30/06/2014 às 17h11 - segunda-feira | Atualizado em 22/09/2016 às 16h02

Esta declaração apresenta propostas da Legião da Boa Vontade (LBV) sobre o tema da Reunião de Alto Nível do Conselho Econômico e Social das Nações Unidas (Ecosoc) em 2014: “Discutindo os desafios em curso e os emergentes para atingir os Objetivos de Desenvolvimento do Milênio (ODM) em 2015 e para sustentar os ganhos de desenvolvimento no futuro”. A LBV defende a educação como o eixo central da agenda de desenvolvimento global, em suas inter-relações com a saúde, as questões de gênero, a inclusão produtiva, a sustentabilidade e a articulação social.

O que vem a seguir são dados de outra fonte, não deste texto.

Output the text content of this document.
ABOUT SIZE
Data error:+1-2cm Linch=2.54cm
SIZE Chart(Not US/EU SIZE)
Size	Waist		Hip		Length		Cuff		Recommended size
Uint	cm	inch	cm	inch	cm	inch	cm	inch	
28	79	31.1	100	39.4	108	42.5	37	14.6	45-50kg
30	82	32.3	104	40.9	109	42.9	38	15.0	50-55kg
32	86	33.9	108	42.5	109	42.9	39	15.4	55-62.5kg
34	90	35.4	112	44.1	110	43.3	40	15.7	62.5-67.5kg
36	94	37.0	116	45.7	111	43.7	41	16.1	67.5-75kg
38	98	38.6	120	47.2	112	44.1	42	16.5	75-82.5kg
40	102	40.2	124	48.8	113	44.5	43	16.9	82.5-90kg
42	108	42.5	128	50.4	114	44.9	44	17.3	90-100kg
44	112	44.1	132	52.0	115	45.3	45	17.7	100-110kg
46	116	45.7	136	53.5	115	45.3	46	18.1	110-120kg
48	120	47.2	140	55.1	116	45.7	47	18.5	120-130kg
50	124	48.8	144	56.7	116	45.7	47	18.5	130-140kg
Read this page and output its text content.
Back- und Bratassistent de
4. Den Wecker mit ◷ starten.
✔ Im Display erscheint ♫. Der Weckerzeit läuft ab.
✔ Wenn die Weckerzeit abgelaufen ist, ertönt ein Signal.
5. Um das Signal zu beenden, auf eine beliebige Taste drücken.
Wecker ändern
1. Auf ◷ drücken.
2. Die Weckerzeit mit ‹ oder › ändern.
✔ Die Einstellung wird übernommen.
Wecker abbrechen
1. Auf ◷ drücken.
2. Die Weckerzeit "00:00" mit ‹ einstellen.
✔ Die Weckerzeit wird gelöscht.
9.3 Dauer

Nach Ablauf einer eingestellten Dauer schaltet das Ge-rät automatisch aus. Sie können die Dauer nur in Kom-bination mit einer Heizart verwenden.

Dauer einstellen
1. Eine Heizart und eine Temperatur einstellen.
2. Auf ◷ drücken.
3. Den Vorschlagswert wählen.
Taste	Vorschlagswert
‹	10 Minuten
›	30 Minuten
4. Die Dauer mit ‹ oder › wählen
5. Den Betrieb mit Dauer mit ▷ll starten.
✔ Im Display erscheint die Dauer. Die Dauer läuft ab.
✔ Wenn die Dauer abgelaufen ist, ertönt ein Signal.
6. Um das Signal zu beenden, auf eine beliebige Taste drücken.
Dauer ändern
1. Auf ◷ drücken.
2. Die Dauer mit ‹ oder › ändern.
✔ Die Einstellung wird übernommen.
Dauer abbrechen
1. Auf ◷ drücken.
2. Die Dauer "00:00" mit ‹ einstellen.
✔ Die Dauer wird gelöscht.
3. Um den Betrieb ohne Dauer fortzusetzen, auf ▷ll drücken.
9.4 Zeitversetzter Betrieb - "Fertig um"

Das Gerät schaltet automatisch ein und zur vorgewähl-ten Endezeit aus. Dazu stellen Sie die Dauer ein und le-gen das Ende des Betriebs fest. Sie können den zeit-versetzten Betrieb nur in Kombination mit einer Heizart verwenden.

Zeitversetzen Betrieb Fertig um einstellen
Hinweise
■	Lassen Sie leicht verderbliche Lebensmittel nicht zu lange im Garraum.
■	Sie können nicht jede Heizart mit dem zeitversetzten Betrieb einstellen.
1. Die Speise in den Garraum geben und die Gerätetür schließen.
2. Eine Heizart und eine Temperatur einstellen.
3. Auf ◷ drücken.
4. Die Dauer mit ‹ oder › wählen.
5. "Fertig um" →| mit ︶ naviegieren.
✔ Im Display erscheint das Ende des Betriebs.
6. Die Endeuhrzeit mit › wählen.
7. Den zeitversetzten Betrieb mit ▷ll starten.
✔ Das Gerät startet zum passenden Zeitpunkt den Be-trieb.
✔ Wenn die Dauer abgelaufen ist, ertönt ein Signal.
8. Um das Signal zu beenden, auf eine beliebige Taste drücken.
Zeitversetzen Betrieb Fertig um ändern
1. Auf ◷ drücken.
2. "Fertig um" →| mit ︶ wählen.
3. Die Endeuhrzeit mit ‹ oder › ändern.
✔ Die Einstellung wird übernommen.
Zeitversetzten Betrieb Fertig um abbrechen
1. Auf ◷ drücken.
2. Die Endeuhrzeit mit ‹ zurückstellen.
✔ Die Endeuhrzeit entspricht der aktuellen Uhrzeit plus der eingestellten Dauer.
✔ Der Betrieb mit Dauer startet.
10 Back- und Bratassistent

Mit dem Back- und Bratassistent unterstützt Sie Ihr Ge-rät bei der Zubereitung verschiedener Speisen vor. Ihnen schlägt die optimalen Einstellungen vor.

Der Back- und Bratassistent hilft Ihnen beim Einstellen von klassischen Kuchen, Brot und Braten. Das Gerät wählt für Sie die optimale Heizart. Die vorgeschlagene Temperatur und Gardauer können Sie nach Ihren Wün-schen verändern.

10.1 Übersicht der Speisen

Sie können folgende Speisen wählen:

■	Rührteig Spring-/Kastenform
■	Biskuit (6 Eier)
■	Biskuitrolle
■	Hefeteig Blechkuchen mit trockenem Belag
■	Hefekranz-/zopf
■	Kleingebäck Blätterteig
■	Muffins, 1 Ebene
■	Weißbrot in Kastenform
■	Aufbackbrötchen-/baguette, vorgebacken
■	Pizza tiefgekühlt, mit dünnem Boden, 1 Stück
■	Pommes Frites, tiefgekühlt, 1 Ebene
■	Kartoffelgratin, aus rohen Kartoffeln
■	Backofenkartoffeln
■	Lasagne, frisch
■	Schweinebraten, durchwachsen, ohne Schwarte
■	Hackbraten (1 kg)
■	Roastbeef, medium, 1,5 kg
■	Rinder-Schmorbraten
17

As recomendações são fruto da experiência de mais de seis décadas de atuação da LBV e do resultado dos debates que ela promoveu por intermédio do 10º Fórum Intersetorial Rede Sociedade Solidária, uma série de eventos realizados de 20 a 29 de novembro de 2013, na Argentina, no Paraguai, no Uruguai e no Estado Plurinacional da Bolívia. Os encontros tiveram o suporte do Departamento de Assuntos Econômicos e Sociais das Nações Unidas (Desa/ONU) e a presença de representantes de diversos órgãos locais do Sistema ONU (Unic, Unesco, Unicef e Pacto Global).

Frentes de ação da LBV

A Instituição mantém bases autônomas nos quatro países citados, nos Estados Unidos da América e em Portugal, além de possuir 77 unidades de atendimento no Brasil e nos países que mantém bases autônomas. Foi fundada em 1º de janeiro de1950 (Dia da Confraternização Universal), no Rio de Janeiro/RJ, Brasil, pelo jornalista, radialista e ativista social Alziro Zarur (1914-1979), sucedido na presidência da LBV pelo jornalista, radialista e escritor José de Paiva Netto. Atua por intermédio de Centros Comunitários de Assistência Social, escolas, lares para idosos, campanhas e ações emergenciais. Em 2013, mais de 250 mil pessoas foram impactadas pelo seu trabalho social transformador no Brasil e nos países que mantém bases autônomas.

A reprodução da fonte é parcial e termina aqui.